Le parole sono importanti, sempre. Se ne aggiungono di nuove al lessico politico, come spiega Domenico Bonaventura nel suo libro “Parole e crisi politica” presentato pochi giorni fa a Calitri. E anche il dibattito politico-economico della provincia di Avellino, in generale del Mezzogiorno più remoto, ha i suoi termini, i suoi slogan. Le sue espressioni. Alcune non nuovissime, come “patto per lo sviluppo”. Altre utilizzate per sintesi: “progetto pilota”. Oppure “aree interne”. Ce ne sono alcune che nascono e scompaiono in poco tempo, “napolicentrismo”, almeno nel racconto quotidiano dei media. E si discute di “resilienza”.

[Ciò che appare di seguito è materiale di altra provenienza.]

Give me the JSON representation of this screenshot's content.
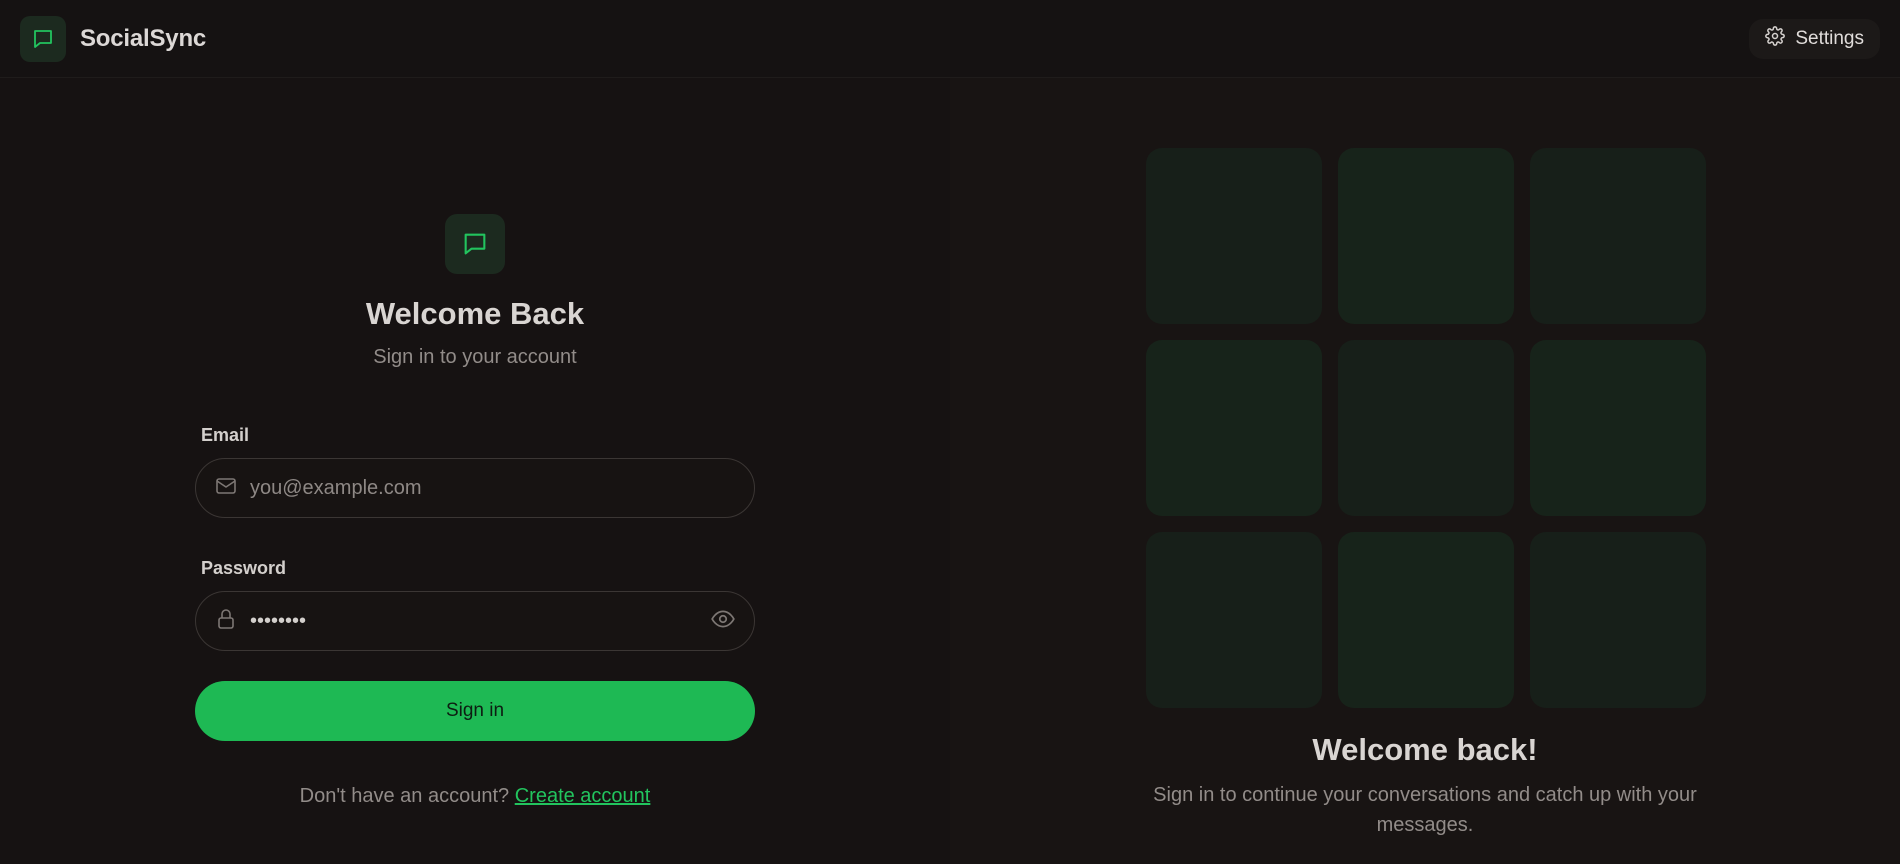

Le parole sono importanti, significano sempre qualcosa. E lo hanno ricordato i tre relatori del dibattito. Il sindaco Michele Di Maio, l’imprenditore del legno Luigi Iavarone, il segretario provinciale del Pd, Giuseppe Di Guglielmo. Le parole sono importanti e lo sono pure i toni e le sfumature. Così il primo cittadino torna a criticare proprio il “progetto pilota”, scatola vuota per Di Maio. Iavarone insiste perché l’Irpinia non sia più e non venga più descritta come “area interna” perché “centrale tra i due mari, in vista delle nuove infrastrutture”. E Di Guglielmo fa notare come quelle infrastrutture siano state messe in discussione dal nuovo governo.
La tesi del sindaco, che da tempo non prende parte ai lavori dell’area pilota con sede a Nusco, è quella già espressa in precedenti occasioni. “Inutile parlare di servizi se non si discute del problema principale: il lavoro”. E riprendendo i primi appelli dell’imprenditore che gli siede accanto, torna a dire che servono “1000-2000 posti di lavoro” altrimenti qui si muore. Nel dibattito interviene anche Michele Solazzo, bisaccese e attivista no eolico. Citato a sua volta da Iavarone che propone un modello alternativo di aggregazione. “Una green community, anche di 3 comuni”. Una comunità virtuosa, no-oil, no-rifiuti, no-eolico.
Insomma, i problemi di sempre vengono affrontati e sviscerati. E la sensazione, espressa da chi scrive e da altri, è che determinate parole siano spesso lontane dai bisogni. Che effettivamente “aree interne” inizi a risultare generico, dannoso. Oppure che i bisogni, per citare l’intervento di oggi del segretario Uil Luigi Simeone, siano molto più di un’infrastruttura, che sia l’alta capacità o la Lioni-Grottaminarda.
Allora ci sarebbe bisogno di altro. Ma cosa? Il lavoro ovviamente, il punto è capire da dover possa nascere. Nei prossimi giorni assisteremo a prove di comunità, con molti paesi epicentro benefico di cultura. Si comincia da Cairano, dal 13 al 15 luglio, dove si ritrovano architetti, paesaggisti, artisti. Per ripensare a un nuovo ruolo per i borghi in via d’abbandono. Si continua a Bisaccia con Altura Festival, messo in piedi dallo scrittore Franco Arminio. E negli stessi giorni, fine luglio, l’arte e la musica salgono in montagna, per dare all’altopiano di Montella, con VertegliaMater, una possibile identità che non sia soltanto la gita della domenica. Prove, tentativi, che in teoria sarebbero in grado di imprimere una svolta, di dare una scossa positiva al territorio anche in termini economici e quindi di lavoro.
A patto, e questo ragionamento ha origine dallo Sponz Fest, che si abbia la capacità di raccogliere frutti e segnali delle manifestazioni stesse. A condizione che non si cada nel populismo nostrano, quello che vuole una strada in più e un concerto in meno come se le due cose fossero in competizione tra loro. Ma visto che le parole sono pur sempre importanti, è bene che chi costruisce eventi e momenti di aggregazioni si ponga dei limiti. E’ fondamentale che la si smetta di pensare che un reading letterario possa produrre un cambiamento, che basti coniare un aggettivo per sentirsi bene con la propria coscienza di irpino.